Muchos americanos –quizá a causa de una comprensible empatía y bienintencionada hacia el desposeído que se desloma tan duramente por tan poco– apoyan este sistema abierto actual sin fronteras. Pero no encuentro nada progresista en ello.

Los radicales pueden cantar ¡Sí, se puede! todo lo que quieran. Y los liberales pueden vestir la necesidad de mano de obra barata de deseo de continuar siendo globalmente competitivos. Pero ni unos ni otros pueden disfrazar el cinismo de la inmigración ilegal, que sirve para apuntalar un gobierno mexicano corrupto, rebajar los salarios de nuestros pobres y crear un nuevo apartheid de millones de extranjeros entre nuestras sombras.

Hemos entrado en un mundo nuevo de inmigración sin precedentes. La presente crisis es distinta de las enormes oleadas de inmigración del siglo XIX que trajeron miles de irlandeses, europeos del este y asiáticos a Estados Unidos. La mayor parte de los inmigrantes del pasado vinieron legalmente. Pocos podrían volver con facilidad a través del océano hasta casa. Las llegadas desde, digamos, Irlanda o China no podían alegar el mito de que nuestras fronteras les habían cruzado, en lugar de lo contrario.

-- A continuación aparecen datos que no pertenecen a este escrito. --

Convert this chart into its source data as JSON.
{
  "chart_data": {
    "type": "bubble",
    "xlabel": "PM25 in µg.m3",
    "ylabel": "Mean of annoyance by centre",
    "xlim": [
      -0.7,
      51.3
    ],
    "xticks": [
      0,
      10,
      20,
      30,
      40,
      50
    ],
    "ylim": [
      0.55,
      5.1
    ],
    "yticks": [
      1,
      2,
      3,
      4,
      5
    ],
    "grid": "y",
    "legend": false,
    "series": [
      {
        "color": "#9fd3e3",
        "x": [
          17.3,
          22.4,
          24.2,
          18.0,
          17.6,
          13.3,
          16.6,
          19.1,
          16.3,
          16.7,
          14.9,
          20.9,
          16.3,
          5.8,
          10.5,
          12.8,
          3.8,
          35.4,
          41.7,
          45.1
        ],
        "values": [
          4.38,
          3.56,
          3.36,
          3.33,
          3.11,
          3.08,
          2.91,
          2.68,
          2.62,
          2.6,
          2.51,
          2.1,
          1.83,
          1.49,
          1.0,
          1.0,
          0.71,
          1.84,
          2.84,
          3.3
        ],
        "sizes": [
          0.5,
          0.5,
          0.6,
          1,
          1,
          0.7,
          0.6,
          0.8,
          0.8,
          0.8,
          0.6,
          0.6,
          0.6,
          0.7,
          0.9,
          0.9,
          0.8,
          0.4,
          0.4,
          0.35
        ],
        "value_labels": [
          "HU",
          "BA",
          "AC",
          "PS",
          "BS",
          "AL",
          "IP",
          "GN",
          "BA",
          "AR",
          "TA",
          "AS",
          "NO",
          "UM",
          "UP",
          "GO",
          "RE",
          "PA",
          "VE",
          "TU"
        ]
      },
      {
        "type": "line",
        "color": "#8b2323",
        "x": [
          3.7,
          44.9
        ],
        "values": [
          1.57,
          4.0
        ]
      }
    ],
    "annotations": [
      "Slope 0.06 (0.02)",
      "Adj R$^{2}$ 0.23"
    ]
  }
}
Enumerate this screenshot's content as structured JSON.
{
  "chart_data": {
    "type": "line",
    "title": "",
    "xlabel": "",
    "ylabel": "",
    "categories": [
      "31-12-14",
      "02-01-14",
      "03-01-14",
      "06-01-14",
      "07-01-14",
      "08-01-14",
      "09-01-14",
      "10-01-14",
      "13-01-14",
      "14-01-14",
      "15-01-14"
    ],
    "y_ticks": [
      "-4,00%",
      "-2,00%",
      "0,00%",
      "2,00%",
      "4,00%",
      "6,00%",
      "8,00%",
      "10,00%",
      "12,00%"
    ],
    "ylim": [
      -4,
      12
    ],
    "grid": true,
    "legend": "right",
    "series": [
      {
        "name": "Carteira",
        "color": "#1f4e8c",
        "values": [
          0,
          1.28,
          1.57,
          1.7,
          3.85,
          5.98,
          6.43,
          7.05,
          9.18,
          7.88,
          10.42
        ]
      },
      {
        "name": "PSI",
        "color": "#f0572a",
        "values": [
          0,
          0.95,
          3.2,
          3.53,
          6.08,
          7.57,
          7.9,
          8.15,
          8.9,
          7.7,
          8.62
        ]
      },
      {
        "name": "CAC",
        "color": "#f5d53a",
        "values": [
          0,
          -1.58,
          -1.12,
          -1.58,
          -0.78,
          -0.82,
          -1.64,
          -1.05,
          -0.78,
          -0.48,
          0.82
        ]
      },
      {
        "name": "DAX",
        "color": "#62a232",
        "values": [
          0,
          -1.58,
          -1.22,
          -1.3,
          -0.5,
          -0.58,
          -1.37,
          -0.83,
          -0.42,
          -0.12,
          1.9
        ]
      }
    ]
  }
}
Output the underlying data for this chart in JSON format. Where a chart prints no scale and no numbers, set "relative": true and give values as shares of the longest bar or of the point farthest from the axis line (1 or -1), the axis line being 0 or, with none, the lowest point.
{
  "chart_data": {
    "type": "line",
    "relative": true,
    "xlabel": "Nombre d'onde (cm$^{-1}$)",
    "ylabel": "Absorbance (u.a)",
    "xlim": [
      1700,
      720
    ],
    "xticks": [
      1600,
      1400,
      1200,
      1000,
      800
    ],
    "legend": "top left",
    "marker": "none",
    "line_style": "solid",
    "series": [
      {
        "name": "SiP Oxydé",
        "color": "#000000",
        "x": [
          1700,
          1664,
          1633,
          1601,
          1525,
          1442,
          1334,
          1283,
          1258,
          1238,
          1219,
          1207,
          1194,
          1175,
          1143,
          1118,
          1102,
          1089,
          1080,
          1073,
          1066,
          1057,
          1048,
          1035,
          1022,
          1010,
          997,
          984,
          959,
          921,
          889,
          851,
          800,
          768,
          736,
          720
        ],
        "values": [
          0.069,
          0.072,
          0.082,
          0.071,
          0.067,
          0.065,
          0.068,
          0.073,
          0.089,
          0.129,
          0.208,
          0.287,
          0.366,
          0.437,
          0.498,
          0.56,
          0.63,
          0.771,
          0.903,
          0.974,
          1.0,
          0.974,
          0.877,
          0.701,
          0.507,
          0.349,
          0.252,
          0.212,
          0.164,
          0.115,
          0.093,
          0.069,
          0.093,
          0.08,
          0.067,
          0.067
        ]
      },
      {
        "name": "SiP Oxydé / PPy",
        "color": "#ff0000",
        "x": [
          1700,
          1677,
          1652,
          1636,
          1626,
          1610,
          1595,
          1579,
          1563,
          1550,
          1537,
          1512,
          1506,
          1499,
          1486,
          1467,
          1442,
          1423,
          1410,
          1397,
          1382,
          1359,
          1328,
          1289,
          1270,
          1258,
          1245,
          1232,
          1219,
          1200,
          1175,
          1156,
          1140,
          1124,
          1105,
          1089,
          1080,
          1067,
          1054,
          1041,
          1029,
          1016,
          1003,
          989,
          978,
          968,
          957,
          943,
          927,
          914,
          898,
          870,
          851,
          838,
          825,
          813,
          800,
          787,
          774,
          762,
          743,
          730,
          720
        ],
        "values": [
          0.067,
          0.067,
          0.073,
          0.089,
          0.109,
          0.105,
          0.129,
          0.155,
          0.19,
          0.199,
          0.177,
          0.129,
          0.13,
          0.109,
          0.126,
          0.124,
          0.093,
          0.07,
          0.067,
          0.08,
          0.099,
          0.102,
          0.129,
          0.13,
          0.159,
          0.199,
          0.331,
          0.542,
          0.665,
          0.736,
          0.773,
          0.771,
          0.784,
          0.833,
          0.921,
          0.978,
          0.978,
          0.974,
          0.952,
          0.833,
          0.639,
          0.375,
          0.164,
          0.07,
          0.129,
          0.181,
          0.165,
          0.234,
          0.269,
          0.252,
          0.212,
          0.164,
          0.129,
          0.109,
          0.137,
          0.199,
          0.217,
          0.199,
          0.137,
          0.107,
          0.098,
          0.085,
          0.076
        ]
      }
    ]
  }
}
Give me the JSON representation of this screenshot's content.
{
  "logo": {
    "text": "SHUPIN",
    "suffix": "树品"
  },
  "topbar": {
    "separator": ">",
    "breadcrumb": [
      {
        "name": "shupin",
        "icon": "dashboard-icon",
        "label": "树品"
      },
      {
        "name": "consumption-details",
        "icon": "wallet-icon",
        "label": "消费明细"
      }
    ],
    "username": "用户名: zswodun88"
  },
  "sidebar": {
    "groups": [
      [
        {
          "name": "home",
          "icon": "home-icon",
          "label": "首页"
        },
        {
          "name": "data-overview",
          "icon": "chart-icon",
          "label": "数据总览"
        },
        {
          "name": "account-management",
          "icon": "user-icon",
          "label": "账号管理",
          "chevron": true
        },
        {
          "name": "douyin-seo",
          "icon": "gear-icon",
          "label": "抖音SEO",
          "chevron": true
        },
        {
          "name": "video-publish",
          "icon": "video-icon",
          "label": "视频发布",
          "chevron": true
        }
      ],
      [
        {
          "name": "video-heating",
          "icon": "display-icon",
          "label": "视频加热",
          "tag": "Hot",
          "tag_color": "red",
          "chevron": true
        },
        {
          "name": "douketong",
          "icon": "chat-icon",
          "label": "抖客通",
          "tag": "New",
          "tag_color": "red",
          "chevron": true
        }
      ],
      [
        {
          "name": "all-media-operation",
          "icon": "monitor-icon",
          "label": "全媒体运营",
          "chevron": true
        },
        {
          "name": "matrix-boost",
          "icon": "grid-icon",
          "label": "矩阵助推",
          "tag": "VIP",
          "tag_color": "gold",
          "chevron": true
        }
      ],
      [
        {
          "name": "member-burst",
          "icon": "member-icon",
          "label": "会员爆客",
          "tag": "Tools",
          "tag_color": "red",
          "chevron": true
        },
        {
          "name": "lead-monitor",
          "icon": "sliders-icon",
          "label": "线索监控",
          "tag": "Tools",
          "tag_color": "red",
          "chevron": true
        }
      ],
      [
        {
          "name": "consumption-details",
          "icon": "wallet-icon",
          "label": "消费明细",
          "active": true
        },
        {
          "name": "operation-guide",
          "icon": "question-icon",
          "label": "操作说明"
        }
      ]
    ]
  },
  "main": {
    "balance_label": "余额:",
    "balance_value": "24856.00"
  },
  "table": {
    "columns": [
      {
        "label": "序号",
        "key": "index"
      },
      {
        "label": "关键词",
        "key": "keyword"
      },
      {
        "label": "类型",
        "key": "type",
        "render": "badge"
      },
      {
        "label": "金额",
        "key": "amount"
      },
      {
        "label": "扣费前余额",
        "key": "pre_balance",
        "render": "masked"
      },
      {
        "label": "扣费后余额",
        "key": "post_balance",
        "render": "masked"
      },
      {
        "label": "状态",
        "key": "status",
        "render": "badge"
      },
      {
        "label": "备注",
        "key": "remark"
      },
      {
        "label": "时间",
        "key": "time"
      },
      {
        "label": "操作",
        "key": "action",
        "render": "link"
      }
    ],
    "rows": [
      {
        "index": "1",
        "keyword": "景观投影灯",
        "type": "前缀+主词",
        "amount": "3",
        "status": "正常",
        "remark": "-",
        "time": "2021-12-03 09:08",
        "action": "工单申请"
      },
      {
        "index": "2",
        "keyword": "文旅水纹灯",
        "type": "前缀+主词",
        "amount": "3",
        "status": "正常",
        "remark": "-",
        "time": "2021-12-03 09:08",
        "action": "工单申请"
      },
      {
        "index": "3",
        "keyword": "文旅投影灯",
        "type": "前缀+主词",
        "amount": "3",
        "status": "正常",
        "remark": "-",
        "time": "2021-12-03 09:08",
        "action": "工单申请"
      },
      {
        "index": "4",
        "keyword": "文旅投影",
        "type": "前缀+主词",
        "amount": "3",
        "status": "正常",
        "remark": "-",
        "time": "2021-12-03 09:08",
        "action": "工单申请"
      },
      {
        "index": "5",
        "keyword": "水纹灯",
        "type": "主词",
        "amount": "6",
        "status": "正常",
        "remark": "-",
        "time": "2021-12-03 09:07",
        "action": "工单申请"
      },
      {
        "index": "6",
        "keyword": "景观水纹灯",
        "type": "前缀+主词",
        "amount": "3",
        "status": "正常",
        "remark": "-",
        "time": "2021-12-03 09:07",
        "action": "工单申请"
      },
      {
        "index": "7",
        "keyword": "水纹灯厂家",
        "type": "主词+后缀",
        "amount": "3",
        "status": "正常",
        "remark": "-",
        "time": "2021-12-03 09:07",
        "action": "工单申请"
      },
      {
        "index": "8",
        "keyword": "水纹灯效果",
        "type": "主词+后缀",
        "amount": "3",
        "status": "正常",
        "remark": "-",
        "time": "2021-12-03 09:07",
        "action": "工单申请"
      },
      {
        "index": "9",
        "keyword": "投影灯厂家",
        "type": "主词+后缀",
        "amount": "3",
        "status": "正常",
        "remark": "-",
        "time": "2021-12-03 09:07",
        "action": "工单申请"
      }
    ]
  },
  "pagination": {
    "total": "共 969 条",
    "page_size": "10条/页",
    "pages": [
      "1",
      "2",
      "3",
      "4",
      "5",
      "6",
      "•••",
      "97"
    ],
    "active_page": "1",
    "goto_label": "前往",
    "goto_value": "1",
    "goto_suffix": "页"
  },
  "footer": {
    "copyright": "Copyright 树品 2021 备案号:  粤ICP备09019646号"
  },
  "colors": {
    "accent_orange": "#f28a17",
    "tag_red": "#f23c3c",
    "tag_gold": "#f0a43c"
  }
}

Hoy, casi un tercio de todas las personas en Estados Unidos nacidas en el extranjero están aquí ilegalmente, suponiendo hasta el 3 ó el 4% de la población americana. Se estima que Estados Unidos es el hogar de 11 o 12 millones de extranjeros ilegales, cuyos cifras, constantemente cambiantes, aseguran que siempre haya una clase perpetua de llegados ilegales recientes sin asimilar. En la práctica, casi un décimo de la población de México reside actualmente aquí ilegalmente.

Pero el verdadero problema es que nosotros, los anfitriones, también somos distintos de nuestros predecesores. Hoy pedimos muy poco a demasiados de nuestros inmigrantes. Aparentemente no nos preocupa si llegaron aquí legalmente o si aprenden inglés o cómo les va cuando no están trabajando. Tampoco les pedimos a todos ellos que acepten la ganga brutal que supone ese crisol norteamericano que absorbe rápidamente la cultura de un inmigrante a cambio de los beneficios de la ciudadanía.

En lugar de eso, nos damos por contentos con que la mayor parte de las caravanas de trabajo de los sirvientes que trabajan duro discurran por la carretera en las primeras horas de la mañana, fuera de la vista y fuera de la mente. Aunque, en ocasiones, trágicamente no lo hacen.